Artificial intelligence has been around in some form for decades, but recent advances with generative AI models like OpenAI’s ChatGPT and DALL-E represent a significant leap in capability. The ability to automatically generate content that is virtually indistinguishable from content created by a human has significant implications—both potential benefits and possible concerns. The use of AI and deep learning to generate deepfake audio, however, has particularly insidious potential.
Microsoft VALL-E
Microsoft recently shared details of a new AI voice generator called VALL-E (Voice Artificial Lifeform with Learnt Embeddings) that can simulate the voice of anyone based on just a 3-second audio sample. This technology has the potential to revolutionize the way we interact with AI, but also raises important questions about security and privacy.
VALL-E is a deepfake generator that uses machine learning to create synthetic voices that can mimic real people. The technology is based on a neural network that has been trained on a massive dataset of audio samples from real people. Once the network has learned the patterns and characteristics of a particular voice, it can generate new audio that sounds similar to the original. It is virtually flawless—matching pitch, tone, cadence, and mannerisms.
There is tremendous potential value for technology like VALL-E. The technology could be used to create personalized voice assistants that sound like the user, making the experience more natural and intuitive. VALL-E could also be used to create more realistic-sounding virtual assistants for customer service, or to generate synthetic voices for use in podcasts, videos, or other media.
Social Engineering on Steroids
VALL-E also raises important security and privacy concerns. Because VALL-E can generate realistic-sounding synthetic voices, it could be used to impersonate real people or create fake audio that is indistinguishable from the real thing. This could be used to spread misinformation, impersonate others, or commit fraud.
Business Email Compromise (BEC) and phishing scams are a significant threat for organizations. A European subsidiary of Toyota lost $37 million through a BEC scam in 2019, and the FBI estimates that BEC scams cost businesses more than $2 billion per year. Now, imagine how effective a BVC (Business Voice Compromise) scam will be. What happens when someone in accounting receives a phone call or voicemail from the CFO, or CEO—or at least a voice claiming to be one of those individuals that is indistinguishable from the actual voice—directing them to share credentials or transfer funds?
Preventing Nefarious Audio Deepfakes
Microsoft didn’t make the actual tool public, and has implemented several security measures to protect the VALL-E technology and prevent its use for nefarious means. For example, the company has implemented a system that verifies the identity of users who want to access the technology, and it has also implemented a system that detects and flags suspicious activity. Microsoft also made the source code for VALL-E available to the public, enabling researchers and experts to examine the technology and identify any potential vulnerabilities.
Despite these measures, it’s important to continue to monitor the development and use of this technology to ensure that it is used responsibly. Governments and other organizations could implement regulations to protect against the potential misuse of AI-generated synthetic voices, but the issue with laws in general is that only law-abiding people care about them.

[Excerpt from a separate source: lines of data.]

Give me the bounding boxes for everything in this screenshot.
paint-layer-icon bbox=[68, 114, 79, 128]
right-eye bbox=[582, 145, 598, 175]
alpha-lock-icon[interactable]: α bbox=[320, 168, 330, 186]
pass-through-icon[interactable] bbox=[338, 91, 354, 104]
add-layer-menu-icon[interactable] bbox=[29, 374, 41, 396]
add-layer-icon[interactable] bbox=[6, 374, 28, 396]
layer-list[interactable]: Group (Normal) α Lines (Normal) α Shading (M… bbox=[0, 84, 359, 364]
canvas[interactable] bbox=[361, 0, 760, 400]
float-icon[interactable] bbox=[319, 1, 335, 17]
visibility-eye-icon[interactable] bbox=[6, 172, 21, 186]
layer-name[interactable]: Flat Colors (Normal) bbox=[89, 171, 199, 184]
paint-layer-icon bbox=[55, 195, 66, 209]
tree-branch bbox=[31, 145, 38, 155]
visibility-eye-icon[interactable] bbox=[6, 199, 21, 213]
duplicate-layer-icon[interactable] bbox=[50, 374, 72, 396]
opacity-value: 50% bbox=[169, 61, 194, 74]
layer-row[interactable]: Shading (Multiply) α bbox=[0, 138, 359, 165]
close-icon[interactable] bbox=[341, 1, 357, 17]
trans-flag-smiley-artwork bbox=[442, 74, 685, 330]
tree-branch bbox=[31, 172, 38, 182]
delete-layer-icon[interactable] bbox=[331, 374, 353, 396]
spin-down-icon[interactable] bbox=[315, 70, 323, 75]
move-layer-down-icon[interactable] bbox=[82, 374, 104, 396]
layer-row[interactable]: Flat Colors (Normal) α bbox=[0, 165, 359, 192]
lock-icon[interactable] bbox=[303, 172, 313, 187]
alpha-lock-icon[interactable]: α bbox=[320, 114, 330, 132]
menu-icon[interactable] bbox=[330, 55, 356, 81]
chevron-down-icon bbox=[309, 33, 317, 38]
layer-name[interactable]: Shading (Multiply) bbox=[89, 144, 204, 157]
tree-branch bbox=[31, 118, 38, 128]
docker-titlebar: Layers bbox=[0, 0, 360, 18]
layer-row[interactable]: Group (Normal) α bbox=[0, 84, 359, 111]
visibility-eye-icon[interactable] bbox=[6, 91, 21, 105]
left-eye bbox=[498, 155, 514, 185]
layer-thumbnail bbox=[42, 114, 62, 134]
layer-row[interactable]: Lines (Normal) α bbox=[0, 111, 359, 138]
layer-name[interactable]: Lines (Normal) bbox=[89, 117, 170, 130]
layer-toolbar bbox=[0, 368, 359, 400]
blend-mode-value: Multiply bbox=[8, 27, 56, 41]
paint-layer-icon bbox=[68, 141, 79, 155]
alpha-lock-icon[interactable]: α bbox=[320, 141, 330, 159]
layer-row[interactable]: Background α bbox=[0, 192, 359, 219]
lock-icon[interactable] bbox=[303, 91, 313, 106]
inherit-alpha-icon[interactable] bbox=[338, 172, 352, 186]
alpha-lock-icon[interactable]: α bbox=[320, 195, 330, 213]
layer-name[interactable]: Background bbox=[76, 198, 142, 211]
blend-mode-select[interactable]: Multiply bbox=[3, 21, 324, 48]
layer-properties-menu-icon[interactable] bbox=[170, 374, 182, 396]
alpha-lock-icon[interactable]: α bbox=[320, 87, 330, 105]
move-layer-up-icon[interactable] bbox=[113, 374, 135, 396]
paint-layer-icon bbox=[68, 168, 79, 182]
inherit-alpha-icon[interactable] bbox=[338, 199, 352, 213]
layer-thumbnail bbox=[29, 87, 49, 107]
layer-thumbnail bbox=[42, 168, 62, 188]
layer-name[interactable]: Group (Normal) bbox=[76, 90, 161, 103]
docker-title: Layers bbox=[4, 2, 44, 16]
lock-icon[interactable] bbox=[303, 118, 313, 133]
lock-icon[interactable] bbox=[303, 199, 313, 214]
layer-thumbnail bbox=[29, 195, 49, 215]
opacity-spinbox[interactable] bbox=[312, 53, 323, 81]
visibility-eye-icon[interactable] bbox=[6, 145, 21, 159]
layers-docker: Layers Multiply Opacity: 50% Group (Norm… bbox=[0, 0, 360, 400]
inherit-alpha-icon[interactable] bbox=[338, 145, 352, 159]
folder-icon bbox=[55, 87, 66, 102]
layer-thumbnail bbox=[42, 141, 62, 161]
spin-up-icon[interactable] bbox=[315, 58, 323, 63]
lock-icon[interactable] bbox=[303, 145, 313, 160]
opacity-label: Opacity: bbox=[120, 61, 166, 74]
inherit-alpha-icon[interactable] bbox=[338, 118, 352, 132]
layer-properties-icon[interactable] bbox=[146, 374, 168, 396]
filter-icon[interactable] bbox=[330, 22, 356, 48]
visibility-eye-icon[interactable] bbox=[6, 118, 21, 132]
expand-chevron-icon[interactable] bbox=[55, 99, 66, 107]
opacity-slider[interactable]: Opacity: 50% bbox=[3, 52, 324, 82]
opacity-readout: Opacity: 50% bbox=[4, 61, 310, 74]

It will be more challenging—perhaps impossible—to determine what is real in the future. When you receive a phone call or voice message from your boss, or parent, or significant other, how can you be sure it is really them and not a deepfake? Individuals should be aware of the potential risks and take steps to protect themselves, such as being skeptical of audio that is received from unknown sources, or that sounds too good to be true, or unusual requests from people they know.
Generative AI has a variety of legitimate uses and potential benefits. Overall, a tool like Microsoft’s VALL-E has the potential to fundamentally change the way we interact with AI and revolutionize the human-computer interaction. However, the security and privacy implications of the technology cannot be overlooked.
The onus is on the stakeholders to ensure the responsible use of the technology, and to make sure that it is used for the benefit of society as a whole.